Improving the Interpretation of Sun-Induced Chlorophyll Fluorescence under Stress: Insights from Leaf- and Canopy-Scale Measurements

Sun-Induced chlorophyll Fluorescence (SIF) stands out as a promising remote sensing signal for monitoring photosynthesis over time and space. However, its interpretation becomes intricate under stress conditions due to factors such as light absorption and plant adaptations. To derive the quantum yield of fluorescence (ΦF) at the photosystem from canopy measurements, the escape probability (fesc) must be considered.This study compares ΦF measured at leaf- and canopy-scale to assess the impact of stress responses, using a potato mesocosm heat-drought experiment as a basis. Initially, we evaluated the performance of reflectance-based approaches for estimating red and far-red fesc through simulations with the radiative transfer model SCOPE. Findings revealed that existing fesc models inadequately predicted the correct value range for red fesc especially at canopy level. In this presentation, we will discuss modifications to address this limitation.Subsequently, modified models for red fesc and an existing model for far-red fesc were employed to analyze the dynamics of leaf and canopy red and far-red fluorescence under increasing drought and heat stress. Incorporating fesc led to a closer agreement between simultaneously measured leaf and canopy SIF signals, with improved r2 values for red fesc (0.3 to 0.49) and far-red fesc (0.36 to 0.52). Comparing the quantum yield dynamics of red and far-red fluorescence (ΦF,687 and ΦF,760) under increasing stress revealed a significant decrease in both leaf and canopy ΦF,687, as well as leaf ΦF,760, as drought and heat intensified.
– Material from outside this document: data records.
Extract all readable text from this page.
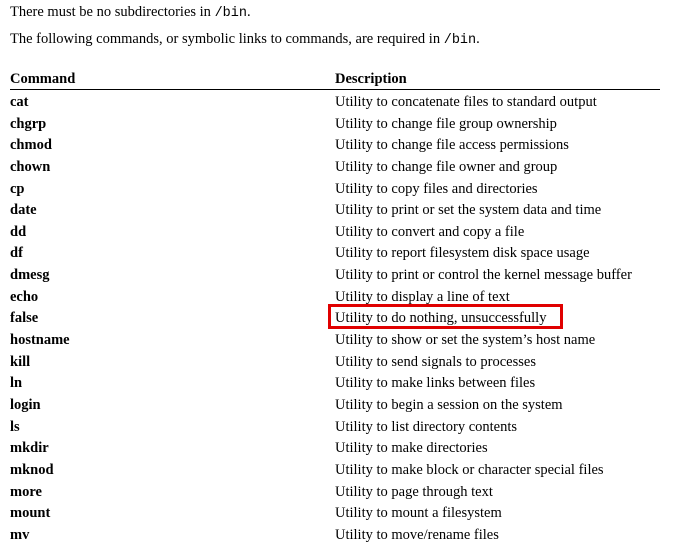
There must be no subdirectories in /bin.
The following commands, or symbolic links to commands, are required in /bin.
Command	Description
cat	Utility to concatenate files to standard output
chgrp	Utility to change file group ownership
chmod	Utility to change file access permissions
chown	Utility to change file owner and group
cp	Utility to copy files and directories
date	Utility to print or set the system data and time
dd	Utility to convert and copy a file
df	Utility to report filesystem disk space usage
dmesg	Utility to print or control the kernel message buffer
echo	Utility to display a line of text
false	Utility to do nothing, unsuccessfully
hostname	Utility to show or set the system’s host name
kill	Utility to send signals to processes
ln	Utility to make links between files
login	Utility to begin a session on the system
ls	Utility to list directory contents
mkdir	Utility to make directories
mknod	Utility to make block or character special files
more	Utility to page through text
mount	Utility to mount a filesystem
mv	Utility to move/rename files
Contrarily, Canopy ΦF,760 did not exhibit the same trend, displaying wider spread and lower median under low stress conditions. We performed a sensitivity analysis of ΦF,687 and ΦF,760 to changing leaf-to-sun angle by comparing measurements with and without mesocosm rotation. It revealed a notable increase in the coefficient of variation of ΦF,760, especially under unstressed conditions. Our findings underscore the necessity for further research to unravel the causes of discrepancies in leaf and canopy-scale ΦF,760. Conversely, the underutilized ΦF,687 demonstrates significant potential for evaluating plant responses to drought and heat stress.